You need to buy lights, good lights not cheap halogen lights haha. What brand do you use for your impact hand drills? See if the brand you use also makes lighting and buy some. That way you can take advantage of the batteries you already own.

You will need umm maybe 220 or 180 grit for your poles or electric sander.

My advice is to do a really nice level 4 then roll a really thin layer of joint compound on the walls and wipe it with smoothing blades.

Don't let it sit for too long aka don't let it dry for to many days or your mud might get too hard and you'll be wanting to slap yourself for letting it harden too much.

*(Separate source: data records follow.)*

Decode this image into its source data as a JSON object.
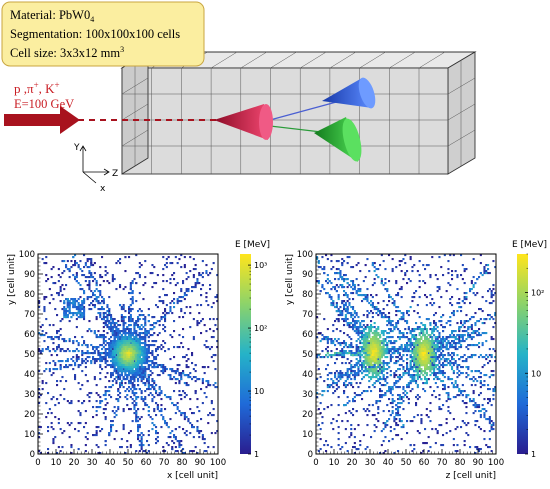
{
  "info_box": {
    "lines": [
      "Material: PbW0",
      "Segmentation: 100x100x100 cells",
      "Cell size: 3x3x12 mm"
    ],
    "material_subscript": "4",
    "cellsize_superscript": "3"
  },
  "beam": {
    "particles": "p ,π",
    "particle_sup1": "+",
    "particle_k": ", K",
    "particle_sup2": "+",
    "energy": "E=100 GeV"
  },
  "axes_label": {
    "y": "Y",
    "z": "Z",
    "x": "x"
  },
  "colors": {
    "beam_arrow": "#a8121e",
    "box_fill": "#fbeea0",
    "cone_red": "#d81b43",
    "cone_blue": "#2f5fe8",
    "cone_green": "#2bb03a"
  },
  "chart_data": [
    {
      "type": "heatmap",
      "xlabel": "x [cell unit]",
      "ylabel": "y [cell unit]",
      "colorbar_label": "E [MeV]",
      "xlim": [
        0,
        100
      ],
      "ylim": [
        0,
        100
      ],
      "xticks": [
        0,
        10,
        20,
        30,
        40,
        50,
        60,
        70,
        80,
        90,
        100
      ],
      "yticks": [
        0,
        10,
        20,
        30,
        40,
        50,
        60,
        70,
        80,
        90,
        100
      ],
      "colorbar_ticks": [
        "1",
        "10",
        "10²",
        "10³"
      ],
      "colorbar_range": [
        1,
        1500
      ],
      "log_scale": true,
      "hotspots": [
        {
          "x": 50,
          "y": 50,
          "peak_mev": 1000
        }
      ]
    },
    {
      "type": "heatmap",
      "xlabel": "z [cell unit]",
      "ylabel": "y [cell unit]",
      "colorbar_label": "E [MeV]",
      "xlim": [
        0,
        100
      ],
      "ylim": [
        0,
        100
      ],
      "xticks": [
        0,
        10,
        20,
        30,
        40,
        50,
        60,
        70,
        80,
        90,
        100
      ],
      "yticks": [
        0,
        10,
        20,
        30,
        40,
        50,
        60,
        70,
        80,
        90,
        100
      ],
      "colorbar_ticks": [
        "1",
        "10",
        "10²"
      ],
      "colorbar_range": [
        1,
        300
      ],
      "log_scale": true,
      "hotspots": [
        {
          "x": 32,
          "y": 51,
          "peak_mev": 250
        },
        {
          "x": 60,
          "y": 50,
          "peak_mev": 250
        }
      ]
    }
  ]
}
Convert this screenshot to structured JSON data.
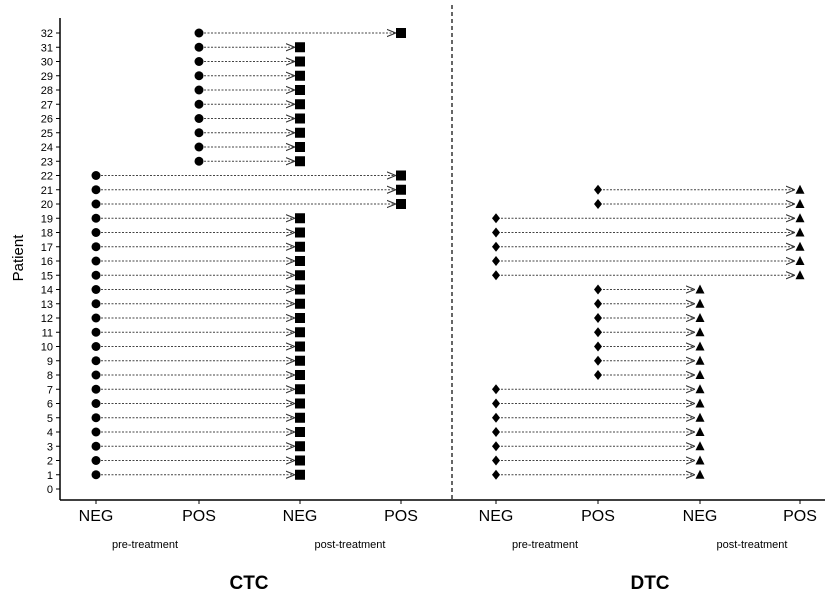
{
  "chart_data": {
    "type": "scatter",
    "ylabel": "Patient",
    "y_ticks": [
      "0",
      "1",
      "2",
      "3",
      "4",
      "5",
      "6",
      "7",
      "8",
      "9",
      "10",
      "11",
      "12",
      "13",
      "14",
      "15",
      "16",
      "17",
      "18",
      "19",
      "20",
      "21",
      "22",
      "23",
      "24",
      "25",
      "26",
      "27",
      "28",
      "29",
      "30",
      "31",
      "32"
    ],
    "ylim": [
      0,
      32
    ],
    "x_categories": [
      "NEG",
      "POS",
      "NEG",
      "POS",
      "NEG",
      "POS",
      "NEG",
      "POS"
    ],
    "phase_labels": [
      "pre-treatment",
      "post-treatment",
      "pre-treatment",
      "post-treatment"
    ],
    "group_labels": [
      "CTC",
      "DTC"
    ],
    "grid": false,
    "divider": "dashed vertical line between CTC and DTC",
    "panels": [
      {
        "group": "CTC",
        "pre_marker": "circle",
        "post_marker": "square",
        "transitions": [
          {
            "pre": "NEG",
            "post": "NEG",
            "patients": [
              1,
              2,
              3,
              4,
              5,
              6,
              7,
              8,
              9,
              10,
              11,
              12,
              13,
              14,
              15,
              16,
              17,
              18,
              19
            ]
          },
          {
            "pre": "NEG",
            "post": "POS",
            "patients": [
              20,
              21,
              22
            ]
          },
          {
            "pre": "POS",
            "post": "NEG",
            "patients": [
              23,
              24,
              25,
              26,
              27,
              28,
              29,
              30,
              31
            ]
          },
          {
            "pre": "POS",
            "post": "POS",
            "patients": [
              32
            ]
          }
        ]
      },
      {
        "group": "DTC",
        "pre_marker": "diamond",
        "post_marker": "triangle",
        "transitions": [
          {
            "pre": "NEG",
            "post": "NEG",
            "patients": [
              1,
              2,
              3,
              4,
              5,
              6,
              7
            ]
          },
          {
            "pre": "POS",
            "post": "NEG",
            "patients": [
              8,
              9,
              10,
              11,
              12,
              13,
              14
            ]
          },
          {
            "pre": "NEG",
            "post": "POS",
            "patients": [
              15,
              16,
              17,
              18,
              19
            ]
          },
          {
            "pre": "POS",
            "post": "POS",
            "patients": [
              20,
              21
            ]
          }
        ]
      }
    ]
  }
}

Any patches you do after sanding level 5 will be fairly obvious once it's painted so try to have a job well done before you roll and sand. If you need to touch do it after you glazed the job but before you sand. Just go around with lights looking for imperfections and touch them up. If you do it after sanding it'll look bad once painted.

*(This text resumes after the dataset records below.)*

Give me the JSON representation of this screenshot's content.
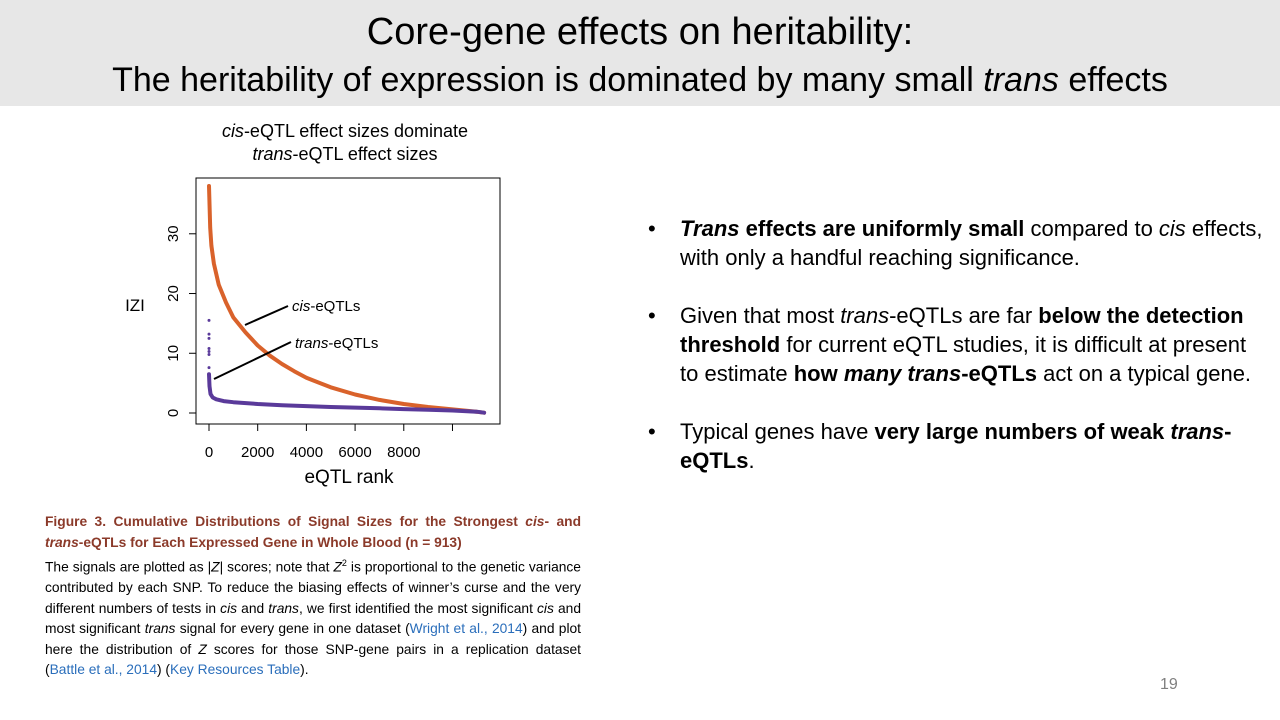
{
  "slide": {
    "title_line1": "Core-gene effects on heritability:",
    "title_line2": {
      "pre": "The heritability of expression is dominated by many small ",
      "em": "trans",
      "post": " effects"
    },
    "page_number": "19"
  },
  "chart_title": {
    "line1_em": "cis",
    "line1_rest": "-eQTL effect sizes dominate",
    "line2_em": "trans",
    "line2_rest": "-eQTL effect sizes"
  },
  "chart_data": {
    "type": "line",
    "title": "cis-eQTL effect sizes dominate trans-eQTL effect sizes",
    "xlabel": "eQTL rank",
    "ylabel": "IZI",
    "xlim": [
      0,
      11500
    ],
    "ylim": [
      0,
      38
    ],
    "x_ticks": [
      0,
      2000,
      4000,
      6000,
      8000
    ],
    "y_ticks": [
      0,
      10,
      20,
      30
    ],
    "x_ticks_extra": [
      10000
    ],
    "series": [
      {
        "name": "cis-eQTLs",
        "color": "#d9622b",
        "x": [
          0,
          50,
          100,
          200,
          400,
          700,
          1000,
          1500,
          2000,
          2500,
          3000,
          3500,
          4000,
          5000,
          6000,
          7000,
          8000,
          9000,
          10000,
          11000,
          11300
        ],
        "y": [
          38,
          31,
          28,
          25,
          21.5,
          18.5,
          16,
          13.5,
          11.3,
          9.6,
          8.2,
          7,
          5.9,
          4.3,
          3.1,
          2.2,
          1.5,
          1.0,
          0.6,
          0.2,
          0.05
        ]
      },
      {
        "name": "trans-eQTLs",
        "color": "#5a3a9a",
        "x": [
          0,
          20,
          60,
          150,
          300,
          600,
          1000,
          2000,
          3000,
          4000,
          5000,
          6000,
          7000,
          8000,
          9000,
          10000,
          11000,
          11300
        ],
        "y": [
          6.5,
          4.5,
          3.2,
          2.6,
          2.3,
          2.0,
          1.8,
          1.5,
          1.3,
          1.15,
          1.0,
          0.9,
          0.78,
          0.66,
          0.55,
          0.42,
          0.22,
          0.05
        ]
      }
    ],
    "outliers": {
      "name": "trans-eQTLs",
      "x": [
        0,
        0,
        0,
        0,
        0,
        0,
        0
      ],
      "y": [
        15.5,
        13.2,
        12.5,
        10.8,
        10.3,
        9.8,
        7.6
      ]
    },
    "annotations": [
      {
        "text_em": "cis",
        "text_rest": "-eQTLs",
        "series": "cis-eQTLs"
      },
      {
        "text_em": "trans",
        "text_rest": "-eQTLs",
        "series": "trans-eQTLs"
      }
    ]
  },
  "caption": {
    "heading_pre": "Figure 3.  Cumulative Distributions of Signal Sizes for the Strongest ",
    "heading_cis": "cis",
    "heading_mid": "- and ",
    "heading_trans": "trans",
    "heading_post": "-eQTLs for Each Expressed Gene in Whole Blood (n = 913)",
    "b1": "The signals are plotted as |",
    "b2": "Z",
    "b3": "| scores; note that ",
    "b4": "Z",
    "b4sup": "2",
    "b5": " is proportional to the genetic variance contributed by each SNP. To reduce the biasing effects of winner’s curse and the very different numbers of tests in ",
    "b6": "cis",
    "b7": " and ",
    "b8": "trans",
    "b9": ", we first identified the most significant ",
    "b10": "cis",
    "b11": " and most significant ",
    "b12": "trans",
    "b13": " signal for every gene in one dataset (",
    "link1": "Wright et al., 2014",
    "b14": ") and plot here the distribution of ",
    "b15": "Z",
    "b16": " scores for those SNP-gene pairs in a replication dataset (",
    "link2": "Battle et al., 2014",
    "b17": ") (",
    "link3": "Key Resources Table",
    "b18": ")."
  },
  "bullets": [
    {
      "bold_em": "Trans",
      "bold": " effects are uniformly small",
      "t1": " compared to ",
      "em1": "cis",
      "t2": " effects, with only a handful reaching significance."
    },
    {
      "t1": "Given that most ",
      "em1": "trans",
      "t2": "-eQTLs are far ",
      "bold1": "below the detection threshold",
      "t3": " for current eQTL studies, it is difficult at present to estimate ",
      "bold2": "how ",
      "bold_em1": "many trans",
      "bold3": "-eQTLs",
      "t4": " act on a typical gene."
    },
    {
      "t1": "Typical genes have ",
      "bold1": "very large numbers of weak ",
      "bold_em1": "trans",
      "bold2": "-eQTLs",
      "t2": "."
    }
  ],
  "bullet_marker": "•"
}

Guess that's it oh right you might need fans to help the site dry, large industrial dehumidifiers also help speed up drying times. For now just buy metal fans, a large dehumidifier seems like a bit much for now haha, and set them up in bathrooms and closets other places without moving air.


----------



## Deb253 (May 19, 2021)

Shelwyn said:


> Since you don't do much level 5 you will need tools for the job. The basics are paint rollers and wiping blades. I don't want to tell you to buy an expencive spray rig or graco sprayer since you don't have experience using one I'm guessing.
> 
> So buy paint rollers, good sticks to use the rollers with and make sure it's all heavy duty really good quality stuff. Drywall mud is heavy unlike paint so get the best most professional heavy stuff so it all doesn't fall apart.
> 
> ...


----------



## Deb253 (May 19, 2021)

This is the best explanation of Level 5 that I’ve ever read!


----------



## baileychic8 (Jul 29, 2021)

Use flat paint when finished.


----------



## picks drywall (Apr 13, 2021)

you dont need level 5 if your using flat paint though. i just say no to skim coat jobs these days. to worn out for that these days.

i sure hope its costing the owner plenty! lol


----------



## Deb253 (May 19, 2021)

Shelwyn said:


> Since you don't do much level 5 you will need tools for the job. The basics are paint rollers and wiping blades. I don't want to tell you to buy an expencive spray rig or graco sprayer since you don't have experience using one I'm guessing.
> 
> So buy paint rollers, good sticks to use the rollers with and make sure it's all heavy duty really good quality stuff. Drywall mud is heavy unlike paint so get the best most professional heavy stuff so it all doesn't fall apart.
> 
> ...


Fantastic step by step! Level 5 finish seems to be so subjective.


----------